Pasaporte by Isabella Marcellino ’21

Four children. One passport. Three less fees. Their white shirts blend together into one curtain of folded fabric, buttons going down the middle. Their original colors have been forgotten. “FOTOGRAFÍA” sits above their heads like the title of their book. They are motionless like a photograph. Their childlike faces have been shaped into those of stern adults. The little one has yet to catch up. The more expressionless they are, the more recognizable they’ll be. Boy, will they be unrecognizable.

A year flies by. One long train ride awaits them. Fourteen hundred miles. The name “Mexicali” sits in their heads like a magnet attracted to an invisible force. Two worlds collided under one name. The outline of their passport is visible through their grandmother’s bag. Way up North, their mother awaits.

Months fly by. The American Dream is only a mile away. It doesn’t move, but neither do they. If only they could reach it. But their arms are too short. Their hopes are too high up, singing with The Angels. They wait too long. They move a mile a month.

The passport moves with them, slow as their journey may be. It is a time capsule, paper thin. Now, they can never forget their past. The day comes. The date is drilled into their heads: January 16th, 1963. It remains like a hole in their curtain, never to be sewn up.

The Angels are no heaven. The Gardens do not ring with Bells. Chocolate does not mix well with cold, watered down milk. They mature at the speed of sound, the time it takes for the slurs to break through their glass window.

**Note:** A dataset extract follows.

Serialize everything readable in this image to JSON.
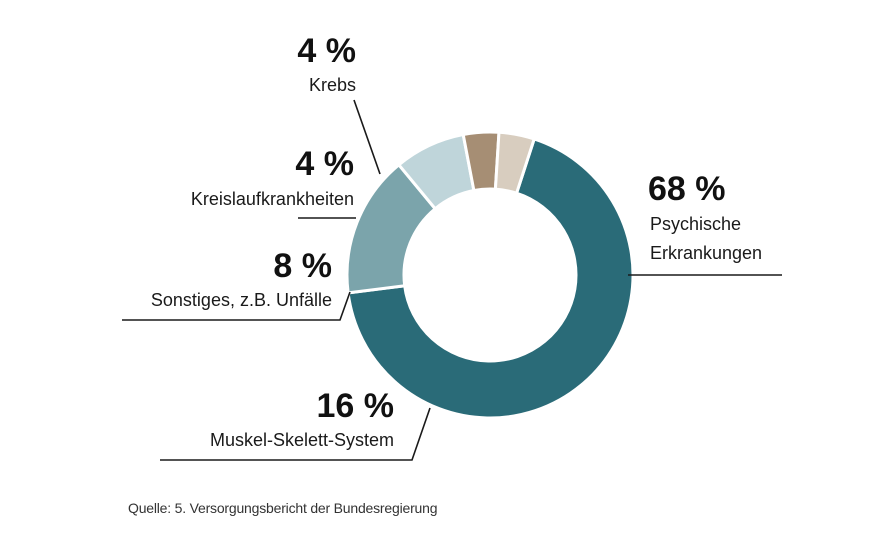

Six humans. One bedroom. And they say you can’t live in Los Angeles without a car. “Is this the American Dream?,” they wonder while laying in bed at night, shoulder-to-shoulder. The white picket-fence has been submerged in concrete. The clean-cut green grass has gone brown.

The hope in their eyes lives in their passport. They cling on to it for dear life. A moment in time, saved forever. The day they will go back, they are still unsure of. Surely that date will leave a stain in their minds, whenever it comes.

Note: “The Gardens do not ring with Bells” refers to the city my grandfather moved to in Los Angeles, called “Bell Gardens.”